感想、ネタ、キャラ画、誤字脱字などなんでも募集中です。(反映できるかは不安)

倒した多腕熊をストレージに入れ、[転移]で落とし穴に移動する。


落とし穴の底で死んでいるもう一頭もストレージに入れる。


依頼達成だ。


村長の前で二頭の多腕熊をストレージから出し、確認させる。


「うわぁぁ」


何も無いところから四メートルの熊が二頭出てくるのだ、そりゃ腰抜かすわ。


「年寄りを脅かすもんじゃない。
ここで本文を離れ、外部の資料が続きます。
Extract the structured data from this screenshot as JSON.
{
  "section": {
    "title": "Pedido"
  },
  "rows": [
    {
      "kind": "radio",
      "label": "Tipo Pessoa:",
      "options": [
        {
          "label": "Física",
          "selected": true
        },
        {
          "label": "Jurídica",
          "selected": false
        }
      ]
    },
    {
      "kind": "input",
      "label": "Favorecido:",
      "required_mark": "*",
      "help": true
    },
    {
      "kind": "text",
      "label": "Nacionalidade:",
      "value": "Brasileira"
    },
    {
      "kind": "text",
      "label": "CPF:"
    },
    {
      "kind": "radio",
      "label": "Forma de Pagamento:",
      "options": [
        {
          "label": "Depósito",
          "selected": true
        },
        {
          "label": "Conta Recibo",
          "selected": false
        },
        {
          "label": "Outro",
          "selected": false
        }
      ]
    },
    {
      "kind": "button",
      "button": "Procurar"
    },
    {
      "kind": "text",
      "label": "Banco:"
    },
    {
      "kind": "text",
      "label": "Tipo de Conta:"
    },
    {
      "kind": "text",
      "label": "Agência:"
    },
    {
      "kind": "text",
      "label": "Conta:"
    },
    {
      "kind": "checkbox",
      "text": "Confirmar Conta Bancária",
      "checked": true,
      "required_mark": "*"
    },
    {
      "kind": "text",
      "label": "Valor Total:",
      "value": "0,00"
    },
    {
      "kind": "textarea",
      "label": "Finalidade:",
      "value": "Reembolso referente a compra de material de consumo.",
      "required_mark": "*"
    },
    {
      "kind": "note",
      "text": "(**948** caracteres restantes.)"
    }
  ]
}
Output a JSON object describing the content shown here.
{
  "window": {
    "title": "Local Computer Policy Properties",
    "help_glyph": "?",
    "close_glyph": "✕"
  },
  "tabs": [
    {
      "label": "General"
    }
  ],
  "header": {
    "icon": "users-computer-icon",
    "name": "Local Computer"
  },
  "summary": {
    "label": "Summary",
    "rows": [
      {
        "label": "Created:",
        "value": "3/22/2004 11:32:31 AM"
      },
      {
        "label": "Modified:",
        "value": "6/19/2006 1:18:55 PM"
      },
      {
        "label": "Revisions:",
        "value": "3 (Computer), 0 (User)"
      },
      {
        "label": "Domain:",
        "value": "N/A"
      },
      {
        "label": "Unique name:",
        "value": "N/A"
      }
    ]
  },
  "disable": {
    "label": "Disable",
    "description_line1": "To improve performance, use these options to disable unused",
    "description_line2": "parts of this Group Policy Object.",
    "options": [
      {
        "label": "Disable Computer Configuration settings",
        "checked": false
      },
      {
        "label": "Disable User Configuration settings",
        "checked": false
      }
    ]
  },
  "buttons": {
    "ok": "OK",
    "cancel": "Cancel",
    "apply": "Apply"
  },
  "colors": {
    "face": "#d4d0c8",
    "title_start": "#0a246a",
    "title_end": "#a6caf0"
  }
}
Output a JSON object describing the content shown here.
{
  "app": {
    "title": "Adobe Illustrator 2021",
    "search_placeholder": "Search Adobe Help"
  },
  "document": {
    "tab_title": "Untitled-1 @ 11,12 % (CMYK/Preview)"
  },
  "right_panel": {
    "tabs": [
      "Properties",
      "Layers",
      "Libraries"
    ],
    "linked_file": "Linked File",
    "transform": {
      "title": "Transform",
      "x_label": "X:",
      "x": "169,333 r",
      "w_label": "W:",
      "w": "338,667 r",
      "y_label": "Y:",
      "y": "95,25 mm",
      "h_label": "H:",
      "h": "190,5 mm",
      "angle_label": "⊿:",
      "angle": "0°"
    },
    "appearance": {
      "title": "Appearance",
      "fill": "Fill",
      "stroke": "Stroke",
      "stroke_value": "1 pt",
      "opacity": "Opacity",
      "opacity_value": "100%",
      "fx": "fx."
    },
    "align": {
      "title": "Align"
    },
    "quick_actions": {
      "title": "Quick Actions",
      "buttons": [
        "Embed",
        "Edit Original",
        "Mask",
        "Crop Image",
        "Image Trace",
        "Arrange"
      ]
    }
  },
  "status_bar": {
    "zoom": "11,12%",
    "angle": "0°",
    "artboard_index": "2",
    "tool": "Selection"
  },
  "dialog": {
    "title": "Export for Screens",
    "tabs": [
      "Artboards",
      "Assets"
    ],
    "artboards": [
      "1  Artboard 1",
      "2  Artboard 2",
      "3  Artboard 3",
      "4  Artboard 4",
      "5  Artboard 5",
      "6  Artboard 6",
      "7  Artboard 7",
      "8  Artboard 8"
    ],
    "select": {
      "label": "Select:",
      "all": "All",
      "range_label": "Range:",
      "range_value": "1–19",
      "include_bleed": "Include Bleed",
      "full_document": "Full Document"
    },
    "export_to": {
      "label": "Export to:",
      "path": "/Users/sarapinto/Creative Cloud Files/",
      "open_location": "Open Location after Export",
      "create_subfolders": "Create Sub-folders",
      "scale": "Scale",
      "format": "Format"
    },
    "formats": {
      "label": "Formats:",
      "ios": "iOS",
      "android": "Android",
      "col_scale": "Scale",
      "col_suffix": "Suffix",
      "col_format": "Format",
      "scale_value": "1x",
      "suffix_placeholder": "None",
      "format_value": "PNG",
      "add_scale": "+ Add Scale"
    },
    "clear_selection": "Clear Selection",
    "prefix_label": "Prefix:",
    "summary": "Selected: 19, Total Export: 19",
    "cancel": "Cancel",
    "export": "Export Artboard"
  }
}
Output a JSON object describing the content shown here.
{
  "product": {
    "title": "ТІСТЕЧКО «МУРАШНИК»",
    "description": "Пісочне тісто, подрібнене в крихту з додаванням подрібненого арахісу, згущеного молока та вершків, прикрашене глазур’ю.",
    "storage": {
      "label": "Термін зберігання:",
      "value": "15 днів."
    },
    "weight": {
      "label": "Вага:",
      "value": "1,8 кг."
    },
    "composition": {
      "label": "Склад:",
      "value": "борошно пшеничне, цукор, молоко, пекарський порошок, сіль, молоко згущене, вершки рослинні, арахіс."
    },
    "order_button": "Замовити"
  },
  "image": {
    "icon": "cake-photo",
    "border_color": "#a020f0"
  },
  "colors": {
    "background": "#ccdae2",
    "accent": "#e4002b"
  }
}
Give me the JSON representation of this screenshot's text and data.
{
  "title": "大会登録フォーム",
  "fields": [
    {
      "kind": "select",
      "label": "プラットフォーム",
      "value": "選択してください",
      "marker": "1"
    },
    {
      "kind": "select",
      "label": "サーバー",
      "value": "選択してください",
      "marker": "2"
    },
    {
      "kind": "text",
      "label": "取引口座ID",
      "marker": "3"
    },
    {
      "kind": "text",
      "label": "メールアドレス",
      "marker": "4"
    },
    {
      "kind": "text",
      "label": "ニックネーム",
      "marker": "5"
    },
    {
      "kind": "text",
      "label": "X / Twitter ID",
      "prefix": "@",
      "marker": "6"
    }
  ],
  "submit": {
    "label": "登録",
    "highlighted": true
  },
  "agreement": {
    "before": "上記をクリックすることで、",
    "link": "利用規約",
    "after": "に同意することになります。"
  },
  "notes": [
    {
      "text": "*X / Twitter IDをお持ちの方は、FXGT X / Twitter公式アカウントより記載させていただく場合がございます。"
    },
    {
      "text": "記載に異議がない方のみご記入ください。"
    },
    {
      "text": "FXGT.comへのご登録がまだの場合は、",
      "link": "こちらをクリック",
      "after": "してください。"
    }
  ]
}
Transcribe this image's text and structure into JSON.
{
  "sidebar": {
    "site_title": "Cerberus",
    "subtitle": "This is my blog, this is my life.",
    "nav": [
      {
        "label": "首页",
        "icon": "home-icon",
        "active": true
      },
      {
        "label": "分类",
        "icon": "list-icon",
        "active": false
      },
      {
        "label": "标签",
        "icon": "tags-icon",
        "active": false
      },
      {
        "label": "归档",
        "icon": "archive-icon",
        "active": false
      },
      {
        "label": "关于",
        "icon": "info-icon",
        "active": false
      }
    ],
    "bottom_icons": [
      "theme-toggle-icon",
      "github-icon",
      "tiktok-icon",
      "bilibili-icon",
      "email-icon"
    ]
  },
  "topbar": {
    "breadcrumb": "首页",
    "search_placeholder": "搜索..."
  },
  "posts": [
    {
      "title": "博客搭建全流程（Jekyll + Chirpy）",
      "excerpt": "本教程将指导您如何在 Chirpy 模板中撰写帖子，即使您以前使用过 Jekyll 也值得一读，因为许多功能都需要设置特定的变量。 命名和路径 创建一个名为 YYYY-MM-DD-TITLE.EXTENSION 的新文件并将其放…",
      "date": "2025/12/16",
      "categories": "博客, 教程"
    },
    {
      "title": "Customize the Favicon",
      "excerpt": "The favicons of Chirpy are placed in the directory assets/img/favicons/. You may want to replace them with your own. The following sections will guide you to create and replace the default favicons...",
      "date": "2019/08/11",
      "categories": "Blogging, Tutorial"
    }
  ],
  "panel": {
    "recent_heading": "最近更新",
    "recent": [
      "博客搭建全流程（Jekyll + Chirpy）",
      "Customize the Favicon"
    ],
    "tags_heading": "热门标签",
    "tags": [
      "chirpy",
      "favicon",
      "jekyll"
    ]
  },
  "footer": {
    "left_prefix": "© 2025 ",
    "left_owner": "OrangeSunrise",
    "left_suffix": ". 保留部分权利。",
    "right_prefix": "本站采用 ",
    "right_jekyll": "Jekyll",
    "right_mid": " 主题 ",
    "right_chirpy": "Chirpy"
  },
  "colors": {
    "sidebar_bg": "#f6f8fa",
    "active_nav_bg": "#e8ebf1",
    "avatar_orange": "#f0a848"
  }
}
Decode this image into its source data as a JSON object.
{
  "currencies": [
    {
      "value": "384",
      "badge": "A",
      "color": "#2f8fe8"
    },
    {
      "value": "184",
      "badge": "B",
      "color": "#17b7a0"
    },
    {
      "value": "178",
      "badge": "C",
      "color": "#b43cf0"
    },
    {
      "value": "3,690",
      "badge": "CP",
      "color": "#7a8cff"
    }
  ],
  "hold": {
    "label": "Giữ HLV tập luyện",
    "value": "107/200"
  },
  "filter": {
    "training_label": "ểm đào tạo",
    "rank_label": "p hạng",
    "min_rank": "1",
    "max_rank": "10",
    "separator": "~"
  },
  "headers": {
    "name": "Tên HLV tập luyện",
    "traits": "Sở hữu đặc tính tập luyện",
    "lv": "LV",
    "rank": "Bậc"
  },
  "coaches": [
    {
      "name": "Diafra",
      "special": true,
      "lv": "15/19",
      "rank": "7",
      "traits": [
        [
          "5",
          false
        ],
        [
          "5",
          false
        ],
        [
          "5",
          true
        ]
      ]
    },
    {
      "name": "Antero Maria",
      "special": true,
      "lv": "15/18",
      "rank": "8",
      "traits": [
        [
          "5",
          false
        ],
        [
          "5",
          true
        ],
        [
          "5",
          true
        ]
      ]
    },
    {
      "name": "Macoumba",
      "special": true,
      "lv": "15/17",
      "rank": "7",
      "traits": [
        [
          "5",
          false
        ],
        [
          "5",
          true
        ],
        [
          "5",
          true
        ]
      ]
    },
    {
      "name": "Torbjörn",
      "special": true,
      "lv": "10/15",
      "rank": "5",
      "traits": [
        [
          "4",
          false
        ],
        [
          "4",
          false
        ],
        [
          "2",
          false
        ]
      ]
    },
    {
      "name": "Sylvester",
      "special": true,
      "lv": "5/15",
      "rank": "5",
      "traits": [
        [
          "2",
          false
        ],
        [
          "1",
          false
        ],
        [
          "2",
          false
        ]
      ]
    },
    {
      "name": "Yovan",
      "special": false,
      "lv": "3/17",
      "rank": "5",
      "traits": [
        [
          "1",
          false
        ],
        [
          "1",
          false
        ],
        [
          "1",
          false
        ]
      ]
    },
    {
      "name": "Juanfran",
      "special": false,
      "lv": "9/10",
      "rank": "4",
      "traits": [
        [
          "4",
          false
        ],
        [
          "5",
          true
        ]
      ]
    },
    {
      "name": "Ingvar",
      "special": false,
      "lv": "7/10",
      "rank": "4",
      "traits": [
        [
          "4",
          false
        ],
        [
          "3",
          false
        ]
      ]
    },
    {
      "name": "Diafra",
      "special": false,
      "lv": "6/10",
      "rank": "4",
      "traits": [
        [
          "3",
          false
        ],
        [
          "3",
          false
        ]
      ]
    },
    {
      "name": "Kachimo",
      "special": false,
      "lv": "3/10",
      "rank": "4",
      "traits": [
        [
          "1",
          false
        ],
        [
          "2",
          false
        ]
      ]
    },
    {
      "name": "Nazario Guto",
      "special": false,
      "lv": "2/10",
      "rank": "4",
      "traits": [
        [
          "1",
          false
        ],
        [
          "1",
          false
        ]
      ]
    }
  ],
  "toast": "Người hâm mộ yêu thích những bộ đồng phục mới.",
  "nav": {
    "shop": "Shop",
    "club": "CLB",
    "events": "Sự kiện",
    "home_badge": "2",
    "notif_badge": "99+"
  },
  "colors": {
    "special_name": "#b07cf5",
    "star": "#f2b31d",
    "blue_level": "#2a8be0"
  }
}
」


[初級回復]で治してやり、依頼書に依頼達成のサインを貰う。


「家の方は近々設計図持ってきますからよろしくお願いしますね。」


「あぁ、冬の間は暇だからな。春までにはできてるだろうよ。」




「それはそうと、干物って知ってますか?」


この世界には魚の干物も、干ししいたけも無いらしい。


「村の名物というか収入源になると思うんですけど。作ってみませんか?」


鮮度の問題で村で消費するしかなかった魚やイカ(的な何か)が、干物やスルメや煮干しになって金や保存食になるのだ。


燻製にすればさらに日持ちする。


「他にはないのか?」


村長さん食いつきが良いですね。


「白身の魚をすってですね。」


調味料や卵白を加えて、すりこぎで練って、蒸したらカマボコ、焼いたらチクワだ。


これも生よりは日持ちがする。


安定供給ができるなら、徒歩十日ではなく、馬車二日でデスタの町に出荷できるのではないだろうか。


規模が小さくなるが、アロンの町ならばもっと近い。


「売れそうな相手先にも心当たりがありますし、設計図渡すときに連れてきますから。

 そうですね。三日後に試作品を作っておいて貰えますか。」


「おうよ。村が潤う話しだ。あんちゃんらには、いろんな意味で村を救ってもらって感謝してるぜ。」


その後も夜遅くまで、キノコの養殖や干しキノコ、干し貝柱に塩田など考え付く限りの金儲けの話しで村長と盛り上がった。


結局村長の家に泊まることになったのだが、夕食に出された魚の塩焼きは絶品だった。


日本人のDNAはやはり魚を求めていたのだ。


交通の便の良くない近世までは、日本でも山間地では川魚くらいしか魚は食べられず、干物やナレ鮨とかにして運んでいたはずだ。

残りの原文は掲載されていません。